LiDAR (Light Detection and Ranging) uses light waves and involves the transmission of light pulses and measurement of reflection times. LiDAR data are often collected from the air using airborne platforms such as airplanes or helicopter, with onboard sensors. Distances to objects are calculated from a sensor, while measurements are combined with precise navigational data to produce highly accurate elevation data in the form of point clouds.
Using software designed to create powerful, photorealistic 3D visualizations from the point clouds, such as E3De software from Exelis, users can classify and identify specific objects, such as buildings or ground cover like trees and bushes.

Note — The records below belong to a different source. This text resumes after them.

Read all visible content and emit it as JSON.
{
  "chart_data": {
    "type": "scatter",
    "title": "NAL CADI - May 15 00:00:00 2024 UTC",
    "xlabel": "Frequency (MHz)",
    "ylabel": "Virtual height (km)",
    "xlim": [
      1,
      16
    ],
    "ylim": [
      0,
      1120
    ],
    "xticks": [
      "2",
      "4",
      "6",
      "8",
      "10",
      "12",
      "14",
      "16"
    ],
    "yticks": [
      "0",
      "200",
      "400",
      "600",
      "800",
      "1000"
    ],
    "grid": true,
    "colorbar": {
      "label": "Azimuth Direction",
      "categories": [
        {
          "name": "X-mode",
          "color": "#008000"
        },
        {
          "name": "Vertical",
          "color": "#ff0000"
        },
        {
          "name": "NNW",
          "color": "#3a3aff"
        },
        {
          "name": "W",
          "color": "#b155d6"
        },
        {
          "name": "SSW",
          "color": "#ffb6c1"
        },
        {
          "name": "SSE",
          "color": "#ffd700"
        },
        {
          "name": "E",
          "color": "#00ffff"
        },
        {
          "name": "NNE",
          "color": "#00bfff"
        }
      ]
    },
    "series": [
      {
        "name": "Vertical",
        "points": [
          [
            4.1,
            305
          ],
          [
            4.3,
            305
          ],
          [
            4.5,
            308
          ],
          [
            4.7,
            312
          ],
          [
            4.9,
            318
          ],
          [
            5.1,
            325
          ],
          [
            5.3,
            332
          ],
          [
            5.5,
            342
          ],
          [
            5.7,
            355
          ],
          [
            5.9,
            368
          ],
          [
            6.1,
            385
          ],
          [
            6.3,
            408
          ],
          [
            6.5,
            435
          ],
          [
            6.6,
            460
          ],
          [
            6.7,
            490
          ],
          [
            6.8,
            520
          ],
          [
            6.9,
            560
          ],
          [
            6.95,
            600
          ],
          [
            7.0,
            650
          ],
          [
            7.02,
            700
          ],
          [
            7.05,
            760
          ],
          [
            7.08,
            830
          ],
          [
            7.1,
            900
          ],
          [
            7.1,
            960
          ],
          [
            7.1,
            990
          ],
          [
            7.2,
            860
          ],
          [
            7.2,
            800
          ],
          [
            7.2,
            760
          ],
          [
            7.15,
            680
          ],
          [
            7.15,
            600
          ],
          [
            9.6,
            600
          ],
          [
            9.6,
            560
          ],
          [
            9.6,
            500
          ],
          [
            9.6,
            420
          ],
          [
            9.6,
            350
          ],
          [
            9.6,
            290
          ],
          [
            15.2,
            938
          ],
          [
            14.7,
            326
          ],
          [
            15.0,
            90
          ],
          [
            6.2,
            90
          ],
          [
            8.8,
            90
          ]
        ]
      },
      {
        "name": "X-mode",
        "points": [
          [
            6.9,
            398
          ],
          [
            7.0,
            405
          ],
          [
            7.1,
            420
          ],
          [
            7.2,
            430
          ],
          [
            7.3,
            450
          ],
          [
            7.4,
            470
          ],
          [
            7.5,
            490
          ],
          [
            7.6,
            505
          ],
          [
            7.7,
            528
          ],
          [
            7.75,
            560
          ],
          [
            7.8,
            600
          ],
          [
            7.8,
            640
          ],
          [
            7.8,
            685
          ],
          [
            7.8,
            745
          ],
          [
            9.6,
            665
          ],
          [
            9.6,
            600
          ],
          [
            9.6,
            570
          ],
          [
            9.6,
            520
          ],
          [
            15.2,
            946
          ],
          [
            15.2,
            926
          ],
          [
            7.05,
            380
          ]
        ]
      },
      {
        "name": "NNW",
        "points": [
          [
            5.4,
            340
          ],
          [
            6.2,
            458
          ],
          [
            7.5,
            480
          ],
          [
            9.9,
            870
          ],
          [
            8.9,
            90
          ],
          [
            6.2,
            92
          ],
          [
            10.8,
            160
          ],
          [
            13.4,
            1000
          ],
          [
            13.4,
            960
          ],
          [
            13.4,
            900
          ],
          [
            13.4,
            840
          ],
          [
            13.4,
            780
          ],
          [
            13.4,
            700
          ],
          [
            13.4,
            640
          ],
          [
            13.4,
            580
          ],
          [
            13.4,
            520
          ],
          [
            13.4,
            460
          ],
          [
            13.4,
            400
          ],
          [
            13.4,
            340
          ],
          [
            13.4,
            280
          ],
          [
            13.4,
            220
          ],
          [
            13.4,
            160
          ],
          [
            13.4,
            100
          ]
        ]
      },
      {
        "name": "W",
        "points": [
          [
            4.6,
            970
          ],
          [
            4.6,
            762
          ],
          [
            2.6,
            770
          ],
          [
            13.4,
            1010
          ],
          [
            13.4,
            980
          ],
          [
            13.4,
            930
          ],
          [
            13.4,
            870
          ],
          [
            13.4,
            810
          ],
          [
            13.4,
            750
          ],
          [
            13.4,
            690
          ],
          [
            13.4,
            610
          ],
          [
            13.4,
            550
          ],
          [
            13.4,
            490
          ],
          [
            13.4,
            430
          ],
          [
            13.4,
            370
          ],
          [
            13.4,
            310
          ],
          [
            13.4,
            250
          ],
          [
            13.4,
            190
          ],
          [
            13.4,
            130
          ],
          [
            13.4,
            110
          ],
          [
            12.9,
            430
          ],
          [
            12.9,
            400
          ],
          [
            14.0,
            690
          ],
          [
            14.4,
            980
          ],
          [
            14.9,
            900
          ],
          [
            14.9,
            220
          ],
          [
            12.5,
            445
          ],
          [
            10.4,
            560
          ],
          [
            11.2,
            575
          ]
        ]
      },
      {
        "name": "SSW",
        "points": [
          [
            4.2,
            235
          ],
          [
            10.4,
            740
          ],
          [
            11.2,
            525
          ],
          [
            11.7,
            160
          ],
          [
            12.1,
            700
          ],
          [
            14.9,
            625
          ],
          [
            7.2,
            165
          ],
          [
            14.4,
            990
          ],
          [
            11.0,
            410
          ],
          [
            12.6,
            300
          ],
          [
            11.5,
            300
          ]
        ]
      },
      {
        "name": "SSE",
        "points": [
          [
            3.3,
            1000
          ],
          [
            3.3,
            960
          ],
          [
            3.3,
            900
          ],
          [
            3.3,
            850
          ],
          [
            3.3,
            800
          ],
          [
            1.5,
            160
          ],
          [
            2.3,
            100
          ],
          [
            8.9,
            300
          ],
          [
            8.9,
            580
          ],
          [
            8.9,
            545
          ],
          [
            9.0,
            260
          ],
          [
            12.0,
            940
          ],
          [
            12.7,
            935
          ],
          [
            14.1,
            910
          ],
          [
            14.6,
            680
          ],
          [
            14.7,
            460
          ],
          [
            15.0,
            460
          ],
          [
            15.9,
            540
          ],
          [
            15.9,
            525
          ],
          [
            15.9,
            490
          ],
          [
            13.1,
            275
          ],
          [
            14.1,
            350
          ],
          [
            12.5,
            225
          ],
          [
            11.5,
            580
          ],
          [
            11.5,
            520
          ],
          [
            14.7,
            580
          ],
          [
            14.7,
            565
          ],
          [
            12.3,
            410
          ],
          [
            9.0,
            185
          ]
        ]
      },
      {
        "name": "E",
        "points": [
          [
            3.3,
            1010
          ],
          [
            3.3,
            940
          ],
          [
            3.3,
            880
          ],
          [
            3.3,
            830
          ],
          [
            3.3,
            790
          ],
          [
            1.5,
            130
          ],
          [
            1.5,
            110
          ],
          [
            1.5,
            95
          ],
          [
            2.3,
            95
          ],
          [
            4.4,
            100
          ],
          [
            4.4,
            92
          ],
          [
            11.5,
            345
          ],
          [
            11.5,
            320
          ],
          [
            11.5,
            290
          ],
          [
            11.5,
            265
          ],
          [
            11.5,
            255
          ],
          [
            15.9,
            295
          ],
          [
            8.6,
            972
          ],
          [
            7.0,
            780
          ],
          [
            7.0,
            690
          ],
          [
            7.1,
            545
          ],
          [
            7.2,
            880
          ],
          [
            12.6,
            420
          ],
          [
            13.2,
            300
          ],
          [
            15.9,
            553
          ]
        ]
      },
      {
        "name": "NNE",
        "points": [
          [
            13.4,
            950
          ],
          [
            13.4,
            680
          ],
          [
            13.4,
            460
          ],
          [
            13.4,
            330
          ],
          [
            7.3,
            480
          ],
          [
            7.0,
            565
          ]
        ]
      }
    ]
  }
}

Today, LiDAR plays a role in a variety of defense and intelligence missions. By using software to extract features of interest from a LiDAR data set, military personnel can now more effectively detect potential threats, such as vehicles, buildings, and improvised explosive devices (IEDs). LiDAR data processed with products like E3De also allows troops to more fully understand their surrounding terrain and topography, and is used to assess a good location for building a Forward Observation Base (FOB) for future operations, map out correct convoy routes through hostile and non hostile situations, landing zones, and to show where possible enemy fortifications are.
The use of processed LiDAR data has also exploded in environmentally conscious industries. It can be used in for quantitative analysis for applications such transportation studies, coastal zone mapping, tree canopy tracking, and various oceanic studies.
In an example of a more directly utilitarian application, LiDAR is now being used to efficiently determine the appropriate roof top locations to place solar panels in both commercial and residential locations, an initiative driven largely by recent government mandates that require that more power come from renewable sources. To achieve the goal of less energy consumption, software technology is used to create 3D models from LiDAR data to identify buildings, trees, and other objects with respect to the land surface – critical information when trying to determine the best location for solar panels. The end result is the ability to identify the specific spot on a roof top that has maximum sun exposure. Proper placement ensures that panels operate at their peak performance, resulting in significant cost savings.
Models created using LiDAR data are also a great source of information for urban planning and local governments, helping them to analyze the future of their communities and how to plan and build accordingly.